Even though Agamemnon gets a shout-out in the play's title, Clytemnestra may well be its most interesting character. By interesting, we don't mean likable – after all, technically speaking, she is a liar, a two-timer, and a murderer. But maybe that's just part of her charm. We'd better explain. The first thing we learn about Clytemnestra is from the Watchman in the opening scene of the play. He isn't her biggest fan, though he doesn't give us any explanation why. Instead, he makes a vague remark about how the household "is not managed for the best as it was before" (19). But what does that mean, exactly? Did Clytemnestra stiff him on his overtime pay or something?
We might get a hint of what the Watchman means later on in the play, when the Chorus tells the Herald that Clytemnestra's public statements about how much she loves her husband aren't exactly honest. Does the Chorus say this because it knows about her affair with Aegisthus? We aren't told. If this was common knowledge in Argos, it is possible that this is what the Watchman is referring to – though, it isn't clear how Clytemnestra's extra-marital love life would necessarily make her a bad manager of the household.
So, yes, Clytemnestra is having an affair while Agamemnon is off fighting at Troy. Ten years might seem like a long time to wait for one's husband; of course, Penelope, the heroine of Homer's Odyssey waited twenty years for her husband to come back. Everyone thinks she's exceptional, though. But what about the fact that Agamemnon had his daughter Iphigenia sacrificed on the way to Troy, just to get the goddess Artemis to send the fleet some favorable winds? We can see how that might have made Clytemnestra think a little less of her husband, and maybe this is why she turned elsewhere for romance.

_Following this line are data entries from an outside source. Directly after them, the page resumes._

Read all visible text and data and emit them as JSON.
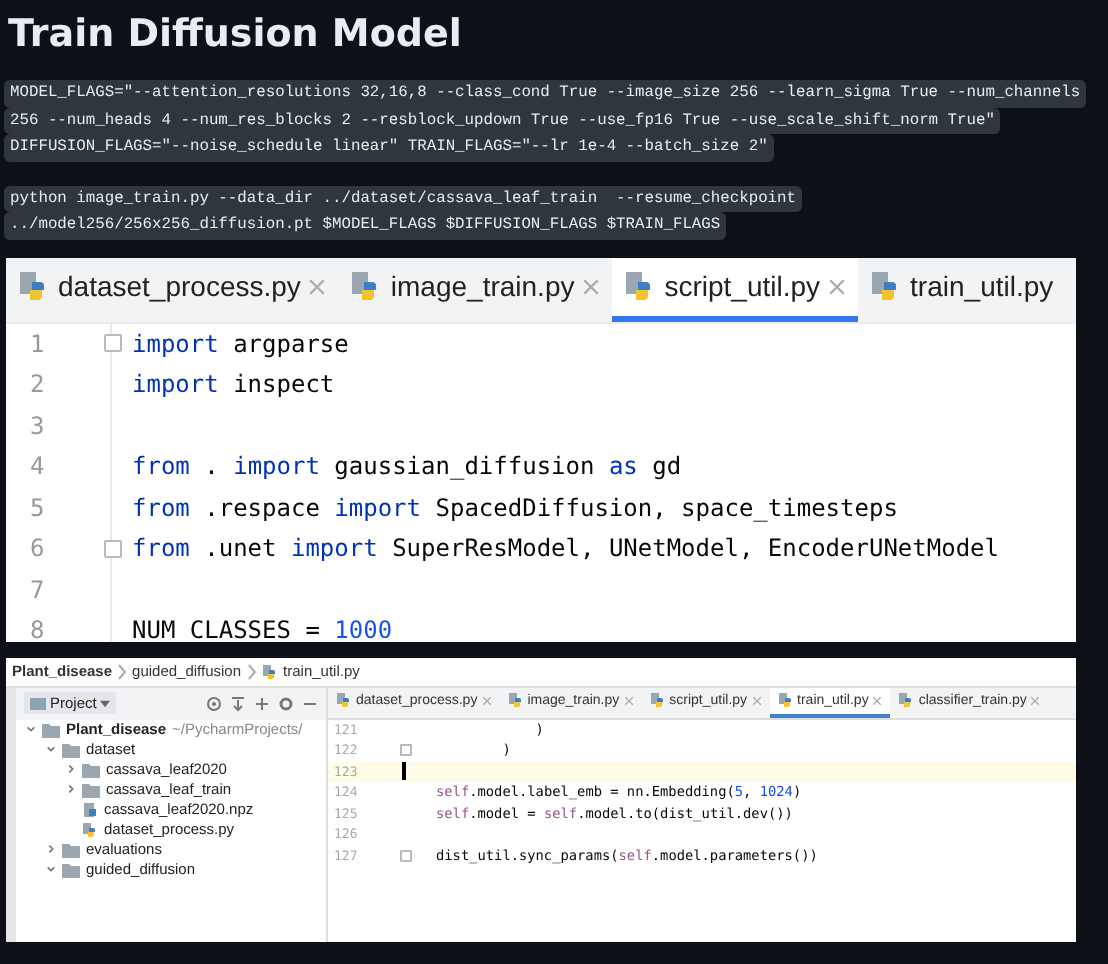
{
  "title": "Train Diffusion Model",
  "command_blocks": [
    {
      "lines": [
        "MODEL_FLAGS=\"--attention_resolutions 32,16,8 --class_cond True --image_size 256 --learn_sigma True --num_channels",
        "256 --num_heads 4 --num_res_blocks 2 --resblock_updown True --use_fp16 True --use_scale_shift_norm True\"",
        "DIFFUSION_FLAGS=\"--noise_schedule linear\" TRAIN_FLAGS=\"--lr 1e-4 --batch_size 2\""
      ]
    },
    {
      "lines": [
        "python image_train.py --data_dir ../dataset/cassava_leaf_train  --resume_checkpoint",
        "../model256/256x256_diffusion.pt $MODEL_FLAGS $DIFFUSION_FLAGS $TRAIN_FLAGS"
      ]
    }
  ],
  "editor_screenshot": {
    "tabs": [
      {
        "label": "dataset_process.py",
        "selected": false,
        "closable": true
      },
      {
        "label": "image_train.py",
        "selected": false,
        "closable": true
      },
      {
        "label": "script_util.py",
        "selected": true,
        "closable": true
      },
      {
        "label": "train_util.py",
        "selected": false,
        "closable": false
      }
    ],
    "lines": [
      {
        "number": "1",
        "fold": true,
        "tokens": [
          {
            "kind": "keyword",
            "text": "import"
          },
          {
            "kind": "plain",
            "text": " argparse"
          }
        ]
      },
      {
        "number": "2",
        "fold": false,
        "tokens": [
          {
            "kind": "keyword",
            "text": "import"
          },
          {
            "kind": "plain",
            "text": " inspect"
          }
        ]
      },
      {
        "number": "3",
        "fold": false
      },
      {
        "number": "4",
        "fold": false,
        "tokens": [
          {
            "kind": "keyword",
            "text": "from"
          },
          {
            "kind": "plain",
            "text": " . "
          },
          {
            "kind": "keyword",
            "text": "import"
          },
          {
            "kind": "plain",
            "text": " gaussian_diffusion "
          },
          {
            "kind": "keyword",
            "text": "as"
          },
          {
            "kind": "plain",
            "text": " gd"
          }
        ]
      },
      {
        "number": "5",
        "fold": false,
        "tokens": [
          {
            "kind": "keyword",
            "text": "from"
          },
          {
            "kind": "plain",
            "text": " .respace "
          },
          {
            "kind": "keyword",
            "text": "import"
          },
          {
            "kind": "plain",
            "text": " SpacedDiffusion, space_timesteps"
          }
        ]
      },
      {
        "number": "6",
        "fold": true,
        "tokens": [
          {
            "kind": "keyword",
            "text": "from"
          },
          {
            "kind": "plain",
            "text": " .unet "
          },
          {
            "kind": "keyword",
            "text": "import"
          },
          {
            "kind": "plain",
            "text": " SuperResModel, UNetModel, EncoderUNetModel"
          }
        ]
      },
      {
        "number": "7",
        "fold": false
      },
      {
        "number": "8",
        "fold": false,
        "tokens": [
          {
            "kind": "plain",
            "text": "NUM_CLASSES = "
          },
          {
            "kind": "number",
            "text": "1000"
          }
        ]
      }
    ]
  },
  "ide_screenshot": {
    "breadcrumbs": [
      "Plant_disease",
      "guided_diffusion",
      "train_util.py"
    ],
    "project_panel": {
      "title": "Project",
      "tree": [
        {
          "label": "Plant_disease",
          "note": "~/PycharmProjects/",
          "kind": "folder",
          "expanded": true,
          "children": [
            {
              "label": "dataset",
              "kind": "folder",
              "expanded": true,
              "children": [
                {
                  "label": "cassava_leaf2020",
                  "kind": "folder",
                  "expanded": false
                },
                {
                  "label": "cassava_leaf_train",
                  "kind": "folder",
                  "expanded": false
                },
                {
                  "label": "cassava_leaf2020.npz",
                  "kind": "file"
                },
                {
                  "label": "dataset_process.py",
                  "kind": "python"
                }
              ]
            },
            {
              "label": "evaluations",
              "kind": "folder",
              "expanded": false
            },
            {
              "label": "guided_diffusion",
              "kind": "folder",
              "expanded": true
            }
          ]
        }
      ]
    },
    "tabs": [
      {
        "label": "dataset_process.py",
        "selected": false
      },
      {
        "label": "image_train.py",
        "selected": false
      },
      {
        "label": "script_util.py",
        "selected": false
      },
      {
        "label": "train_util.py",
        "selected": true
      },
      {
        "label": "classifier_train.py",
        "selected": false
      }
    ],
    "lines": [
      {
        "number": "121",
        "fold": false,
        "current": false,
        "tokens": [
          {
            "kind": "plain",
            "text": "            )"
          }
        ]
      },
      {
        "number": "122",
        "fold": true,
        "current": false,
        "tokens": [
          {
            "kind": "plain",
            "text": "        )"
          }
        ]
      },
      {
        "number": "123",
        "fold": false,
        "current": true
      },
      {
        "number": "124",
        "fold": false,
        "current": false,
        "tokens": [
          {
            "kind": "self",
            "text": "self"
          },
          {
            "kind": "plain",
            "text": ".model.label_emb = nn.Embedding("
          },
          {
            "kind": "number",
            "text": "5"
          },
          {
            "kind": "plain",
            "text": ", "
          },
          {
            "kind": "number",
            "text": "1024"
          },
          {
            "kind": "plain",
            "text": ")"
          }
        ]
      },
      {
        "number": "125",
        "fold": false,
        "current": false,
        "tokens": [
          {
            "kind": "self",
            "text": "self"
          },
          {
            "kind": "plain",
            "text": ".model = "
          },
          {
            "kind": "self",
            "text": "self"
          },
          {
            "kind": "plain",
            "text": ".model.to(dist_util.dev())"
          }
        ]
      },
      {
        "number": "126",
        "fold": false,
        "current": false
      },
      {
        "number": "127",
        "fold": true,
        "current": false,
        "tokens": [
          {
            "kind": "plain",
            "text": "dist_util.sync_params("
          },
          {
            "kind": "self",
            "text": "self"
          },
          {
            "kind": "plain",
            "text": ".model.parameters())"
          }
        ]
      }
    ]
  }
}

When he shows up at the end of the play, however, Aegisthus seems like a bit of a dweeb. Does this just mean Clytemnestra has bad taste in men? Or do you think Clytemnestra deliberately sought out Aegisthus knowing he held a grudge against Agamemnon because of the crime of Agamemnon's father Atreus? If so, that would mean she had been planning revenge against Agamemnon for a long time and was just looking for an accomplice. Unfortunately, the play doesn't give us any firm information about these matters.

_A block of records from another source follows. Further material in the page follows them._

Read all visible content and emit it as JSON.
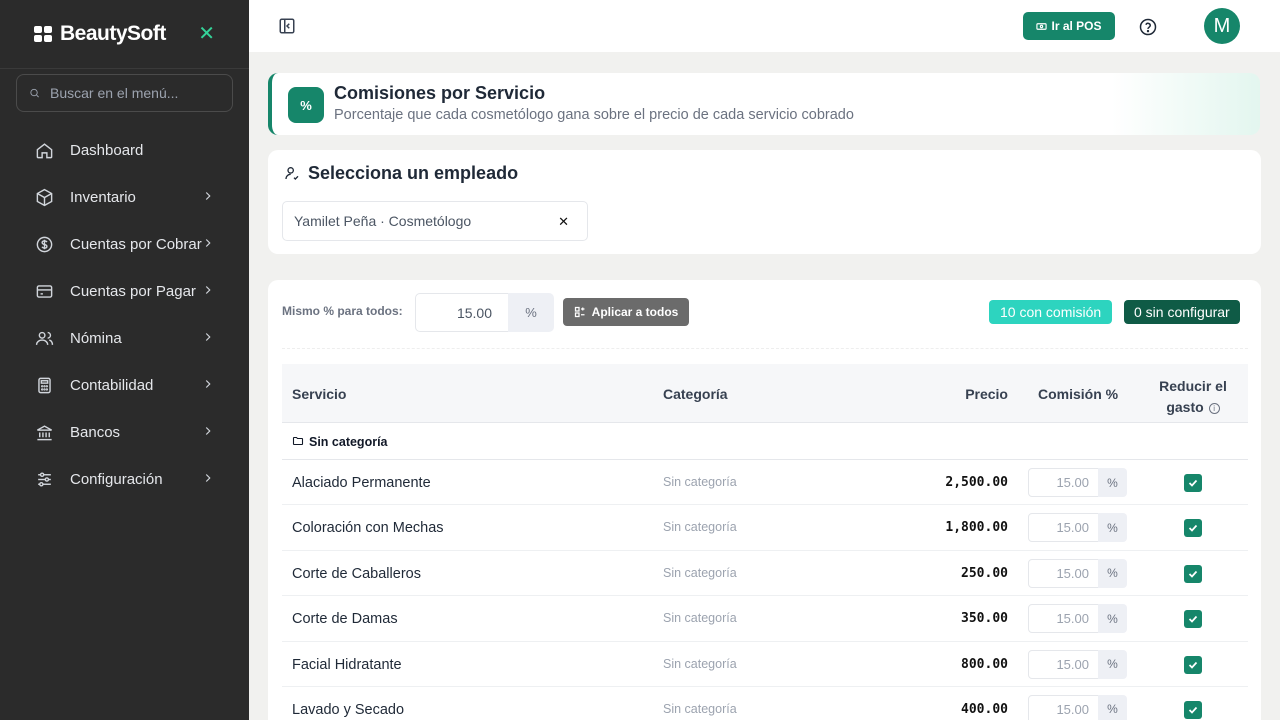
{
  "app": {
    "brand": "BeautySoft",
    "search_placeholder": "Buscar en el menú...",
    "accent": "#16866a"
  },
  "sidebar": {
    "items": [
      {
        "label": "Dashboard",
        "icon": "home-icon",
        "has_chevron": false
      },
      {
        "label": "Inventario",
        "icon": "box-icon",
        "has_chevron": true
      },
      {
        "label": "Cuentas por Cobrar",
        "icon": "dollar-circle-icon",
        "has_chevron": true
      },
      {
        "label": "Cuentas por Pagar",
        "icon": "credit-card-icon",
        "has_chevron": true
      },
      {
        "label": "Nómina",
        "icon": "users-icon",
        "has_chevron": true
      },
      {
        "label": "Contabilidad",
        "icon": "calculator-icon",
        "has_chevron": true
      },
      {
        "label": "Bancos",
        "icon": "bank-icon",
        "has_chevron": true
      },
      {
        "label": "Configuración",
        "icon": "sliders-icon",
        "has_chevron": true
      }
    ]
  },
  "topbar": {
    "pos_label": "Ir al POS",
    "avatar_initial": "M"
  },
  "header": {
    "title": "Comisiones por Servicio",
    "subtitle": "Porcentaje que cada cosmetólogo gana sobre el precio de cada servicio cobrado"
  },
  "employee": {
    "title": "Selecciona un empleado",
    "selected": "Yamilet Peña · Cosmetólogo"
  },
  "bulk": {
    "label": "Mismo % para todos:",
    "value": "15.00",
    "unit": "%",
    "apply_label": "Aplicar a todos",
    "badge_with": "10 con comisión",
    "badge_without": "0 sin configurar"
  },
  "table": {
    "columns": {
      "service": "Servicio",
      "category": "Categoría",
      "price": "Precio",
      "commission": "Comisión %",
      "reduce": "Reducir el gasto"
    },
    "group_label": "Sin categoría",
    "rows": [
      {
        "service": "Alaciado Permanente",
        "category": "Sin categoría",
        "price": "2,500.00",
        "commission": "15.00",
        "reduce": true
      },
      {
        "service": "Coloración con Mechas",
        "category": "Sin categoría",
        "price": "1,800.00",
        "commission": "15.00",
        "reduce": true
      },
      {
        "service": "Corte de Caballeros",
        "category": "Sin categoría",
        "price": "250.00",
        "commission": "15.00",
        "reduce": true
      },
      {
        "service": "Corte de Damas",
        "category": "Sin categoría",
        "price": "350.00",
        "commission": "15.00",
        "reduce": true
      },
      {
        "service": "Facial Hidratante",
        "category": "Sin categoría",
        "price": "800.00",
        "commission": "15.00",
        "reduce": true
      },
      {
        "service": "Lavado y Secado",
        "category": "Sin categoría",
        "price": "400.00",
        "commission": "15.00",
        "reduce": true
      }
    ]
  }
}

What the play does show us is that Clytemnestra is one accomplished conspirator and murderer. First of all, there is the deception she carries off, by playing the role of loving wife in front of the Herald, the Chorus, and Agamemnon when he shows up. Even though the Chorus tells the Herald not to believe every word she says, it's pretty clear they don't suspect Clytemnestra of being a murderer. The proof of this comes in the Chorus members' reaction to Cassandra's prophecies, when they go way off track by assuming she is referring to a man who will kill Agamemnon. Frankly, though, who can blame them? We don't think anybody could have predicted the truly psychotic scene when Clytemnestra reveals herself standing over the bodies of Agamemnon and Cassandra, and ecstatically describes how Agamemnon's blood landed on her like rain on a farmer's field. Yikes.
We see some more of Clytemnestra's psychotic side in the debate with the Chorus that follows, but at the very end of the play she has calmed down and taken on a different role. First, she prevents Aegisthus from fighting the Chorus; then, she leads him inside and tells him that they will be joint rulers in Argos. Joint rulers? Who is she kidding? With her air of confident authority, it's hard to doubt that Clytemnestra will be wearing the crown in their relationship.